Photography by Reece Williams
Celebrating gender liberation through music production
It’s not often you meet a musician who is also a graduate of Harvard Business School. But it’s also not often that you meet someone like Kiran Gandhi, who performs as Madame Gandhi, a producer, percussionist, and activist.
Madame Gandhi’s name is inspired by her desire to infuse Indian heritage into her work, instead of Americanizing herself to feel accepted. “I think this is a pressure many American-Indians feel, and I wanted to combat that mentality. I also knew I wanted to keep my artist identity close to my real name because so much of my work is so closely tied to my personal identity,” she told “Indulge Express.” “I loved the concept of ‘Madame’ because it celebrates feminine styles of leadership, and mother energy, which I find not only deeply healing, but as the antidote to the oppressive patriarchal energy we all experience globally as women, gender non-conforming, and trans people.”

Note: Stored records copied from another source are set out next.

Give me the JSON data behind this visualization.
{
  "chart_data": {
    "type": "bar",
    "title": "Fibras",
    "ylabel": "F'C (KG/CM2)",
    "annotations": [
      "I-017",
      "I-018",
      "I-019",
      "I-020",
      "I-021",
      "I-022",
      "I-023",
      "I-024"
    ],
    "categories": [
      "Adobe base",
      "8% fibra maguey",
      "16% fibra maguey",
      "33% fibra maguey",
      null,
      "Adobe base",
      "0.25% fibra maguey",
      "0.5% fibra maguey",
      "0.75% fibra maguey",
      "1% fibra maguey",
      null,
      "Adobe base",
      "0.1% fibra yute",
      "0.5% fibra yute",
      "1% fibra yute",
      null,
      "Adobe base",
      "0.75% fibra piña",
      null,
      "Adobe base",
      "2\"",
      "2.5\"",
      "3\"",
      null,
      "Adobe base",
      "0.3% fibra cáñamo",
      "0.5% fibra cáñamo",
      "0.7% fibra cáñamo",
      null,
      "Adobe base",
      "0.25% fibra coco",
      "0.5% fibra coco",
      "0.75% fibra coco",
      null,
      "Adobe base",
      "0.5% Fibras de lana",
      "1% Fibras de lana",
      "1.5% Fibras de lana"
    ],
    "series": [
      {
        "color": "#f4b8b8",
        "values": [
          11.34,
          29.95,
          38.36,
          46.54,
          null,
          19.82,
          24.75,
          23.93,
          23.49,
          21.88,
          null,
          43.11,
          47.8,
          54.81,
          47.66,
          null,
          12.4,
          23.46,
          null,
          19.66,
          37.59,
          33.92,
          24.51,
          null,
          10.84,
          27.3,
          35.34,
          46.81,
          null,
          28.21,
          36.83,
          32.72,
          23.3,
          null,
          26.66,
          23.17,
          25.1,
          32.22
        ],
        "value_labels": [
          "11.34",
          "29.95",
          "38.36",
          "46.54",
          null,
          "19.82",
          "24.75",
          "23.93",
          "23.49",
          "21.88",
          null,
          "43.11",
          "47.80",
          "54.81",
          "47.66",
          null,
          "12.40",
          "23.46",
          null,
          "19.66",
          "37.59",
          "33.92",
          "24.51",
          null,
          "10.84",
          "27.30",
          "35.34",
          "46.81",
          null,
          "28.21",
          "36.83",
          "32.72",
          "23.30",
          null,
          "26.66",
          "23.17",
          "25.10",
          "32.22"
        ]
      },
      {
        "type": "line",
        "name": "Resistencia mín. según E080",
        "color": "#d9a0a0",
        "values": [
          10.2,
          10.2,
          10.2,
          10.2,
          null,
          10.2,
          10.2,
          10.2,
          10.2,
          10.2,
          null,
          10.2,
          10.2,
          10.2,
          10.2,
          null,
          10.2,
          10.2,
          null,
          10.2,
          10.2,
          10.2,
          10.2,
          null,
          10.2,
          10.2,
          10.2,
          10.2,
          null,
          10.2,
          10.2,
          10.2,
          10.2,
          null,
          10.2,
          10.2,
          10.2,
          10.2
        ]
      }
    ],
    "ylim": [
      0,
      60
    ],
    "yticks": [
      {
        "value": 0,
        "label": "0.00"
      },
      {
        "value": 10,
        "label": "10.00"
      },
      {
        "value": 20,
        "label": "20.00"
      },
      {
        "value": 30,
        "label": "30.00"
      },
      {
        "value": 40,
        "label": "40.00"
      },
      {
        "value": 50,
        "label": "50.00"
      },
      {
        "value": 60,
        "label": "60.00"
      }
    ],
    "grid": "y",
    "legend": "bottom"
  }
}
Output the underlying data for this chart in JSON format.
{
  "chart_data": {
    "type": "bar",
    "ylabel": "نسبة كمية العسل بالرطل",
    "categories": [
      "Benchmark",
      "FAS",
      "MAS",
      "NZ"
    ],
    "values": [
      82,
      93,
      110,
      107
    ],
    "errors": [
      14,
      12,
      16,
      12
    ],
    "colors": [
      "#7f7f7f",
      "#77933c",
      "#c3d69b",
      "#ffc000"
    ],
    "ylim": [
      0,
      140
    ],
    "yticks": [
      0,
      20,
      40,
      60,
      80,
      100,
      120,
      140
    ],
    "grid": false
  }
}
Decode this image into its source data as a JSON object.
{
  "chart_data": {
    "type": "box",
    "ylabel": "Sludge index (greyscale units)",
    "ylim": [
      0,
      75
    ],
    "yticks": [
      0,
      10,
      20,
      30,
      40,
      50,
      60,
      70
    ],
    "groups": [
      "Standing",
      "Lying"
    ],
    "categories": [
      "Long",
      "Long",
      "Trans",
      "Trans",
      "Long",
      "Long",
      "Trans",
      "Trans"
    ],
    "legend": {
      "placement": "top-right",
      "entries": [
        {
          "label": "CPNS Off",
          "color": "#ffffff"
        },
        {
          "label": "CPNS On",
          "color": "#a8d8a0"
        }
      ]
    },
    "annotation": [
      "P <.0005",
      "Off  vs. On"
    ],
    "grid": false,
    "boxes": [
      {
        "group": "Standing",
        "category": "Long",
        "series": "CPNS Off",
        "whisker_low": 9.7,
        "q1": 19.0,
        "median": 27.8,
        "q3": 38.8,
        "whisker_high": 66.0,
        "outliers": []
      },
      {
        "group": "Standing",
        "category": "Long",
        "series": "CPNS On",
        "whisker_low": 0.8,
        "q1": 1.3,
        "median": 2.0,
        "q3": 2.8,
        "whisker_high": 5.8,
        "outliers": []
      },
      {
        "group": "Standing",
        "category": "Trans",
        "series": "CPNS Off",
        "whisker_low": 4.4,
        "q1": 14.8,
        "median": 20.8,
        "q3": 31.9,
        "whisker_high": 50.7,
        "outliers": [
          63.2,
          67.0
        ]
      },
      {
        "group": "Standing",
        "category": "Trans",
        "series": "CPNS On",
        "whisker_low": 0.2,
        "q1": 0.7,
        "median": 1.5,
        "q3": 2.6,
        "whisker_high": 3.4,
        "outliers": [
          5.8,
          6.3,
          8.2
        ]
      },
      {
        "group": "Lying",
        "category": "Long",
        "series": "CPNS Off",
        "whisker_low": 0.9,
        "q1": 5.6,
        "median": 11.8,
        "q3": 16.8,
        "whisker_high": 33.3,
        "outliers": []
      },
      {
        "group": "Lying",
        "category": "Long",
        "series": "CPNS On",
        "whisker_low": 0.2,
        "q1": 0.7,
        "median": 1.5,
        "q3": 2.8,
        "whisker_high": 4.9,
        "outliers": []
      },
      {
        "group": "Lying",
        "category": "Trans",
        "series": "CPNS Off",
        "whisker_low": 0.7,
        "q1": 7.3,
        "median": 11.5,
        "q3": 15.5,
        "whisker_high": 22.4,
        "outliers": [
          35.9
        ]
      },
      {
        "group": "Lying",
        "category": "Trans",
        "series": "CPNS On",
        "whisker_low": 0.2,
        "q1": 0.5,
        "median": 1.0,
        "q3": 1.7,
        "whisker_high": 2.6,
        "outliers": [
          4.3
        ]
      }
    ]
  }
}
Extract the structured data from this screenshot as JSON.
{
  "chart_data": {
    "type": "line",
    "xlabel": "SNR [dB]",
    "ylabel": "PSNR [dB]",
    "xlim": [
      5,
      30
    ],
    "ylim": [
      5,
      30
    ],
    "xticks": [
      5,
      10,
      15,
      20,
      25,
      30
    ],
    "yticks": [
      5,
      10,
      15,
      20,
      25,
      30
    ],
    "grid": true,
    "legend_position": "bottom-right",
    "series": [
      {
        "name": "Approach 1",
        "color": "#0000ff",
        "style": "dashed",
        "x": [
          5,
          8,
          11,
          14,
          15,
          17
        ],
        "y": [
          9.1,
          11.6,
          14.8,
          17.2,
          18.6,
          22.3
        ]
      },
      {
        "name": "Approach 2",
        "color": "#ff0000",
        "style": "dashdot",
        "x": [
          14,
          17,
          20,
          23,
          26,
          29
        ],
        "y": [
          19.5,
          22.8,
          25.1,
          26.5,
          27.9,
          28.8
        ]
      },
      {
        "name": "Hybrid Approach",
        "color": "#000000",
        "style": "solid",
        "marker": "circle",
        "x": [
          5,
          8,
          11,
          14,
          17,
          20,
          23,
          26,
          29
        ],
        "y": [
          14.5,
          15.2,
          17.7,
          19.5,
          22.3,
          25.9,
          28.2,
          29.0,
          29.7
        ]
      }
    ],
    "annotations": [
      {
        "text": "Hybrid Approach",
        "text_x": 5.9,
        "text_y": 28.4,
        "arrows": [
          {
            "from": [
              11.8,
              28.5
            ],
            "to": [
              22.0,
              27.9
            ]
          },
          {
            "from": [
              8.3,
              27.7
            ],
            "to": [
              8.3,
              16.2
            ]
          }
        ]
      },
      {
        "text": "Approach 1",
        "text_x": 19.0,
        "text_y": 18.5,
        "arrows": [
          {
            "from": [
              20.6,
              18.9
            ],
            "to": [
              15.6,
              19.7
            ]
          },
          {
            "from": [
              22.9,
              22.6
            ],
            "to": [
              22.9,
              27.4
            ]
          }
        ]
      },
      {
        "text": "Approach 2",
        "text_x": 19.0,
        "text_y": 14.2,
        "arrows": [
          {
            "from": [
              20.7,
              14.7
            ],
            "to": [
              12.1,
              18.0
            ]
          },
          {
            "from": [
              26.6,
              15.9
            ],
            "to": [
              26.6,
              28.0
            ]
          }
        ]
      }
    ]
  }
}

After graduating from Georgetown University, Gandhi moved to California to become a data analyst at Interscope Records, and — by virtue of being at the right place at the right time — got recruited to be M.I.A.’s drummer on her 2013 tour. As she was preparing to hit the road with M.I.A., she was accepted into Harvard Business School. She spent the next few years juggling playing shows around the world with M.I.A. and taking classes. In 2015, she graduated with an MBA — a pivotal moment for her as she went on to produce her own music and manage her own career.
Since then, Gandhi has released two short-form albums, “Voices” (2016) and “Visions” (2019), accompanied by a series of music videos produced and connected by women and gender non-conforming creatives. Her song “Future is Female” reached No. 8 on the Spotify Virtual US Charts following the 2017 Women’s March. She is currently working on her third short-form album, “Vibrations.”
Gandhi is no stranger to recognition — she’s been featured on Forbes’ “30 Under 30” list and her 2020 TED Talk about gender liberation in the music industry has been viewed over 1 million times. She’s drummed for acts such as Krewella, Lizzo, and Kehlani and travels to perform her own music and speak about using passion for purpose. As an activist, she uses her voice, music and written work to empower her audiences to be their best and most authentic selves.